Ro 10,9-18; Sal 18; Mat 4,18-22

Profesar con los labios que Jesús es el Señor y con el corazón creer que Dios lo resucitó. Con eso, nos salvaremos. Cosa fácil, por tanto. ¿O no? Porque, ¿le invocaremos si no le conocemos?, ¿que pasa con los que nunca le han conocido?, ¿y con los que le conocieron, pero lo han olvidado? ¿Cómo invocarle los que no creen en él? La fe es esencial, claro, pero ¿y los que no la tienen? Mas ¿cómo tendríamos fe si nunca oímos hablar de él? ¿Quién habla hoy de Jesús? Apenas si algún locuelo, y se diría que siempre de puertas a dentro, allá donde están los que afirman ya tener fe, creen en Jesucristo. ¿Y los otros?, ¿los que se aburrieron?, ¿los que nunca supieron de él? ¿No hay salvación para ellos? Sí, por la fe, pero ¿cómo tendrán fe sin que alguien les haya proclamado a Jesús? Apenas si nadie se atreve a esta proclamación, como no sea, repito, dentro de los muros. Pero falta algo más, según san Pablo, ¿quién va a proclamar si no ha sido enviado? Porque proclamar a Jesús, ¿es cosa de que a alguno le haya picado la mosca de lo raro y se dedique a proclamar a Jesús, cuando le apetece, mientras le apetezca? En esa cadena de interrogaciones falta todavía una: ¿cómo van a proclamar si no los envían?

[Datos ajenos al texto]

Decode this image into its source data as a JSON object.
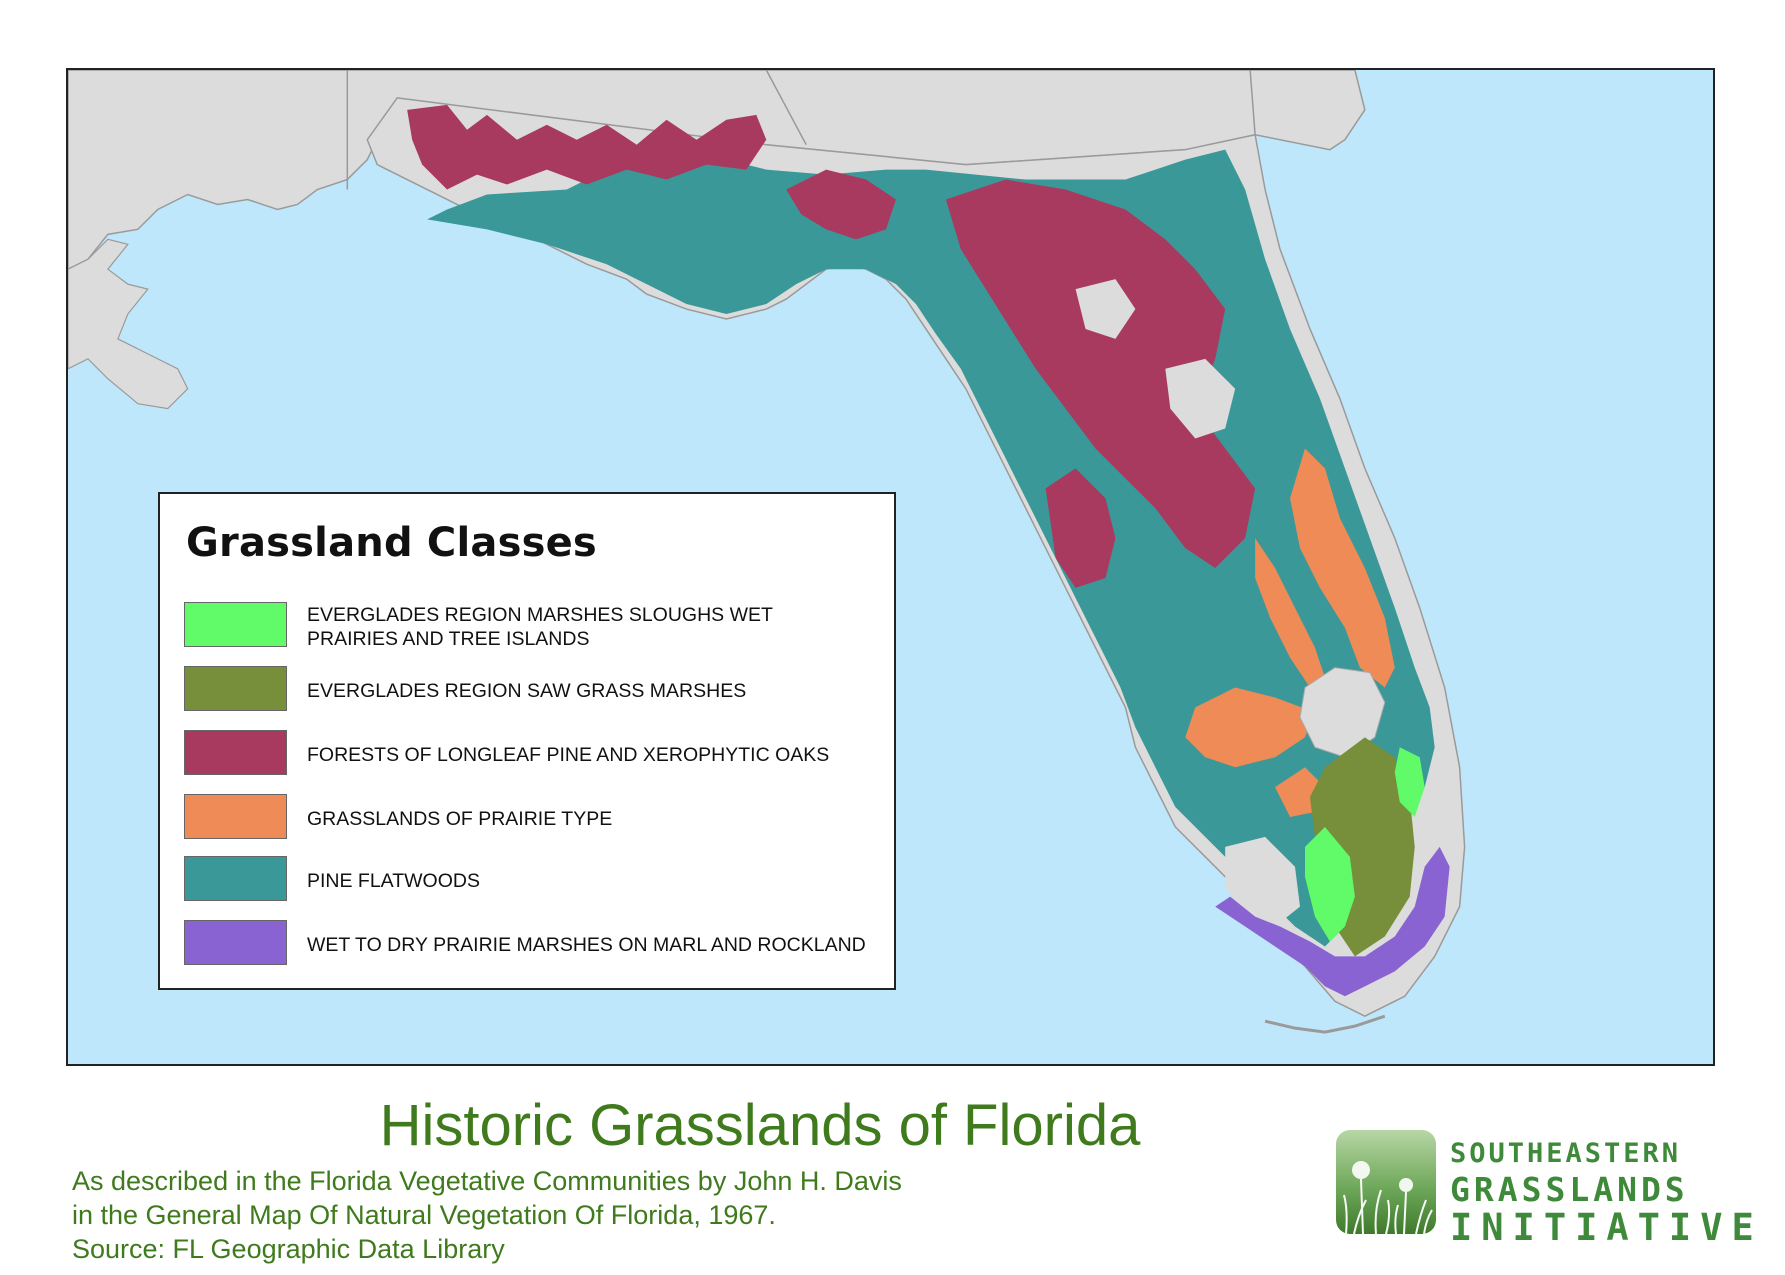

Hay un mensaje, y este consiste en hablar de Cristo. San Pablo lo hace a diestro y siniestro, comenzando siempre por los suyos, en la sinagoga, hasta que rinde su fruto o le echan. La fe en Jesús cunde entre los paganos: ¿es que los judíos, sus hermanos, no lo han oído? Nosotros preguntamos hoy lo mismo: ¿es que no lo han oído? Porque, habiéndolo oído, ¿cómo lo han abandonado?, ¿por qué les importa una higa ese mensaje?, ¿cómo es que lo aborrecen y aprietan las filas contra él?

Y, sin embargo, Pablo fue enviado por el mismo Señor; no fue un arrebato suyo, sino una llamada, una vocación, que le pedía la dedicación entera de su vida, de sus palabra, de su voz, de sus actos. Predicar la cruz de Cristo. A eso había sido enviado; a ello dedicó todos los esfuerzos de su vida. ¿Somos enviados también nosotros?

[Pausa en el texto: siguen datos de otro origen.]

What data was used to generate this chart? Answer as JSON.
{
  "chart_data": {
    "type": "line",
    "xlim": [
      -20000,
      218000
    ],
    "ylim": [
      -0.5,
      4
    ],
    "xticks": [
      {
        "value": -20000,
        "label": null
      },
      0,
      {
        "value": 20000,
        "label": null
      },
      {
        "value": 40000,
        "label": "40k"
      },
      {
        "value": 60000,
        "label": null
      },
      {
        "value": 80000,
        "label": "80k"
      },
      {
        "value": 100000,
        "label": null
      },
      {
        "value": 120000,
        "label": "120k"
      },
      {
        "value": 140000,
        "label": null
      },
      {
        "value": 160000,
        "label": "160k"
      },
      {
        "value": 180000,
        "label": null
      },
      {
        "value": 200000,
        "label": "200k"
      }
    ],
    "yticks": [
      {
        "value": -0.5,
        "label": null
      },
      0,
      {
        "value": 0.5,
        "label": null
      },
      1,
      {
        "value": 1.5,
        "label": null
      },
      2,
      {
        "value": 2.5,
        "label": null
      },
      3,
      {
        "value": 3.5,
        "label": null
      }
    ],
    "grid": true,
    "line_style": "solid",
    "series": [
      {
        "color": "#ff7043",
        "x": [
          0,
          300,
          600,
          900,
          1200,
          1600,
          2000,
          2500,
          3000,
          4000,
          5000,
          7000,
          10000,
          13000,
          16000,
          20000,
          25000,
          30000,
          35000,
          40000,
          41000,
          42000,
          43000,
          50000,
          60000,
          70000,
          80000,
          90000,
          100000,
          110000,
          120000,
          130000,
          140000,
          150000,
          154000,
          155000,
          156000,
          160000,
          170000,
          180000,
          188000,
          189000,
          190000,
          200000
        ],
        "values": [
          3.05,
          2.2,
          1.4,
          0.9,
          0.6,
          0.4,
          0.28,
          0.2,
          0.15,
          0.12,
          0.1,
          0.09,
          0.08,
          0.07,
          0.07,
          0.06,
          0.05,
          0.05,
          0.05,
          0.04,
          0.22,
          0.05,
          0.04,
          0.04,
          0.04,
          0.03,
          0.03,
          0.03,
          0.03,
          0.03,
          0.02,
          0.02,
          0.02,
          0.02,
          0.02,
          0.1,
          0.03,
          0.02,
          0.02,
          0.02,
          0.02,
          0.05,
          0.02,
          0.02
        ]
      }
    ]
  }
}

Asombra ver la libertad con la que Jesús, mientras pasea junto al lago, contempla a las personas y elige apóstoles y discípulos. Venid conmigo y os haré pescadores de hombres. A quien quiere, con ubérrima libertad. Por dos veces nos repite el evangelio de Mateo: inmediatamente dejaron las redes y los siguieron.

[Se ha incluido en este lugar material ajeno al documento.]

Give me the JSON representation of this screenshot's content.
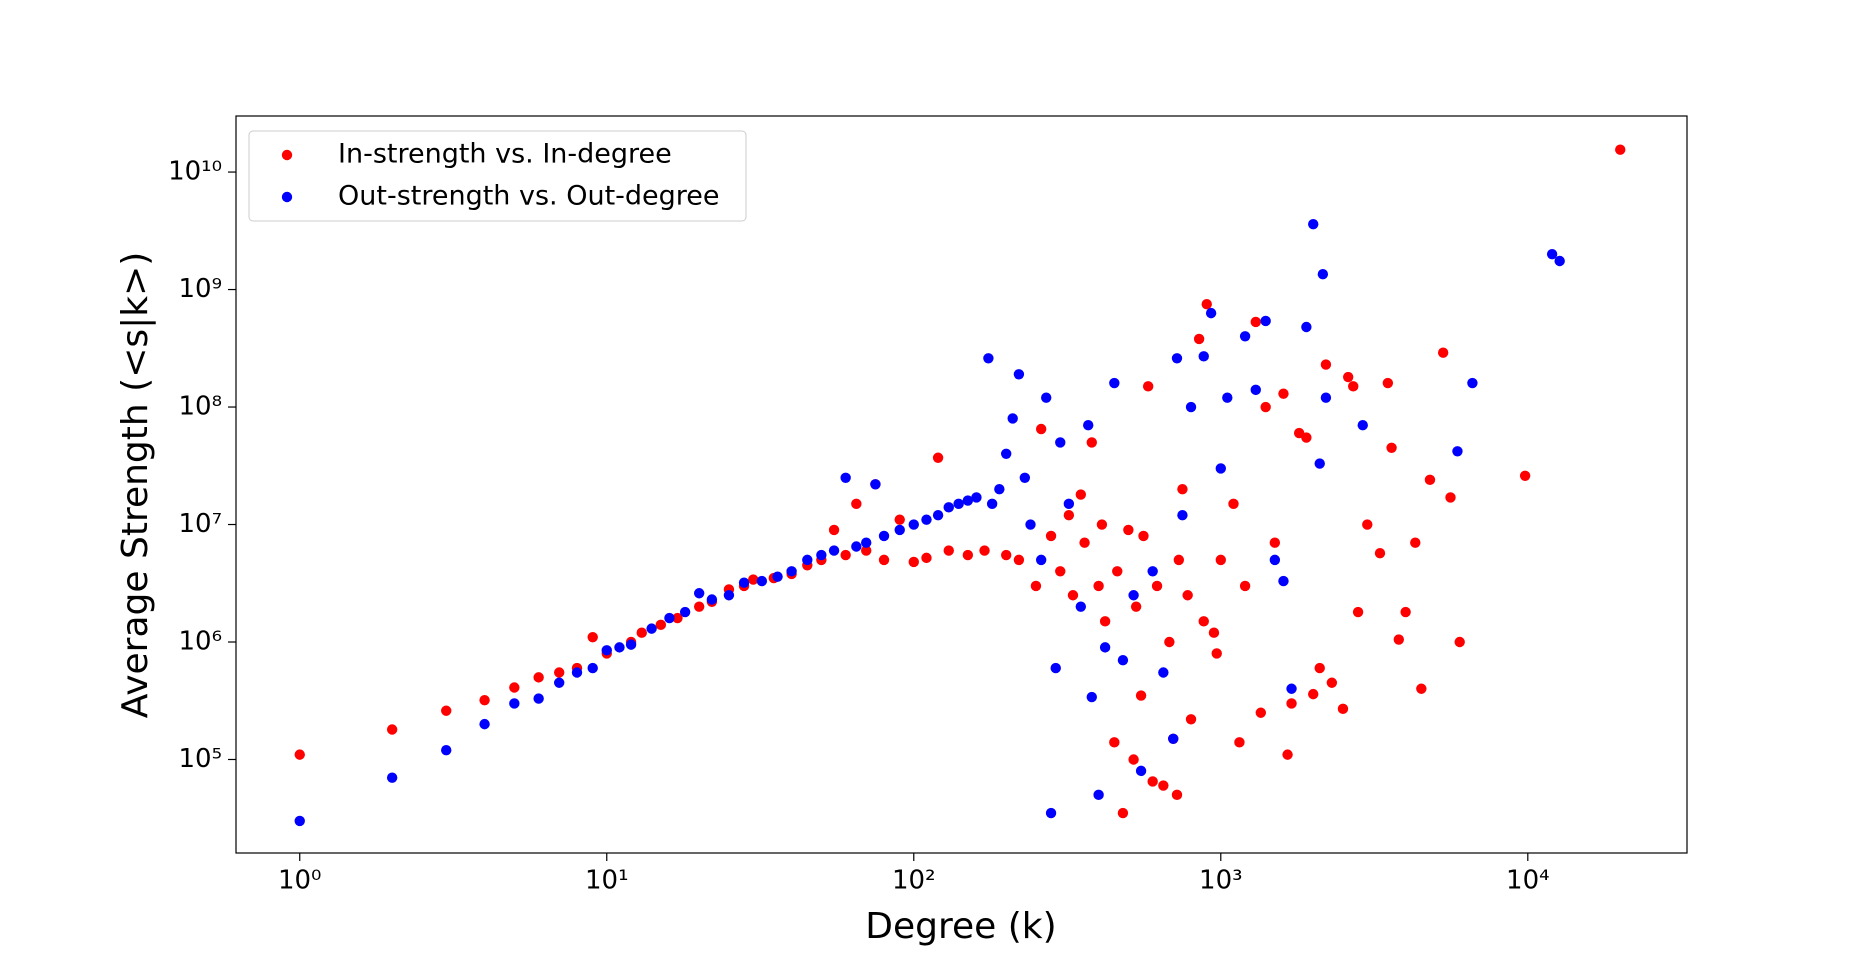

¿Qué pasa hoy? Lo mismo. Mas ¿seremos todos enviados a predicar el mensaje? ¿Ya no habrá apóstoles y discípulos? Hoy será como ayer, como entonces. Los habrá. Serán los que, dejándolo todo, seguirán sus pasos tras la llamada, tan particular. Hoy como ayer, sin ellos, todo flaquea. Todo comienza a ir mal y a desmoronarse. Gentes que, siendo enviados, dedican su vida entera a predicar el mensaje, porque a toda la tierra alcanza su pregón. Para que todos crean en él, hagan cosa suya la fe en Jesucristo, pues han oído hablar de él en la proclamación de quienes fueron enviados.

Pero ¿eso es todo? ¿No corresponde también a todos ese hablar siempre de Cristo, a tiempo y a destiempo? Cada uno en sus posibilidades, en el ámbito en el que se mueve, en su trabajo, familia, amigos, en su acción social y política, todos los creyentes hablarán de Cristo.